Yes, and separately from any Lloyds accounts held at the same time. Lloyds Banking Group's own announcement states that balances in existing Halifax accounts will continue to be protected separately from balances in any new Lloyds accounts. The Financial Services Compensation Scheme protects eligible deposits up to £85,000 per person, per authorised firm.
Will my local Halifax branch close?
Not as a direct result of this specific rebrand: Lloyds Banking Group states there are no changes to previously announced branch plans and no role reductions tied to this announcement. Separately, the wider group has an ongoing branch closure programme (79 further closures on top of 95 already planned across its brands), so a branch closing nearby may be part of that existing programme rather than this rebrand.

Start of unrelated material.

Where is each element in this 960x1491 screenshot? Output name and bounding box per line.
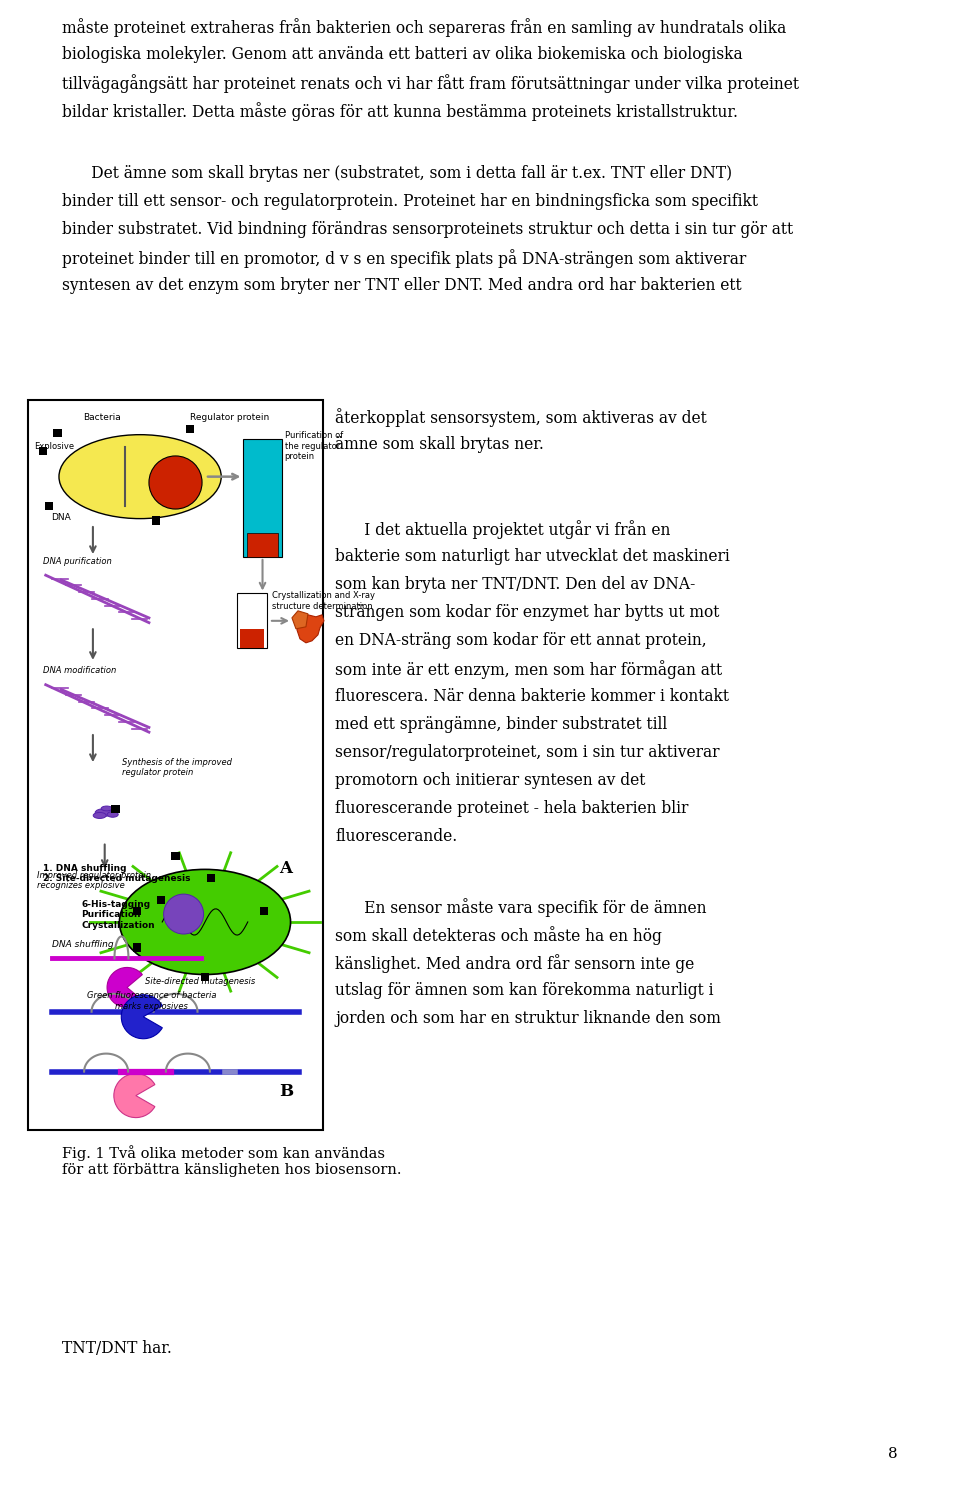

Can I still open a new Halifax account?
No. Halifax has stopped opening new accounts as part of the phase-out. New customers will be onboarded under the Lloyds brand instead.
What happens to my Halifax mortgage or Halifax Intermediaries account?
Halifax Intermediaries, the broker-facing arm used to arrange mortgages, will rebrand to Lloyds Intermediaries in 2027. Existing mortgage terms are not affected by the brand change itself; brokers and customers will be notified ahead of the switch.
Is Bank of Scotland also being scrapped?
No. Bank of Scotland is unaffected by this announcement and continues to operate as the group's dedicated brand for customers in Scotland. Only the Halifax brand in England, Wales and Northern Ireland is being retired.
How do I know if a message about switching my account is genuine?
Lloyds Banking Group has explicitly warned that it will never ask customers to move money, transfer funds or share security details as part of this change. If a message, call or text asks for any of these, treat it as a scam and contact your bank directly using the number on your card or its official app, not any number or link provided in the message itself.
Is this the same as what is happening to TSB?
No, these are separate stories. Halifax is being folded into its existing owner, Lloyds Banking Group. TSB is a different bank that Santander acquired in 2025, and separate reports suggest Santander is considering retiring the TSB brand; that decision has not been confirmed.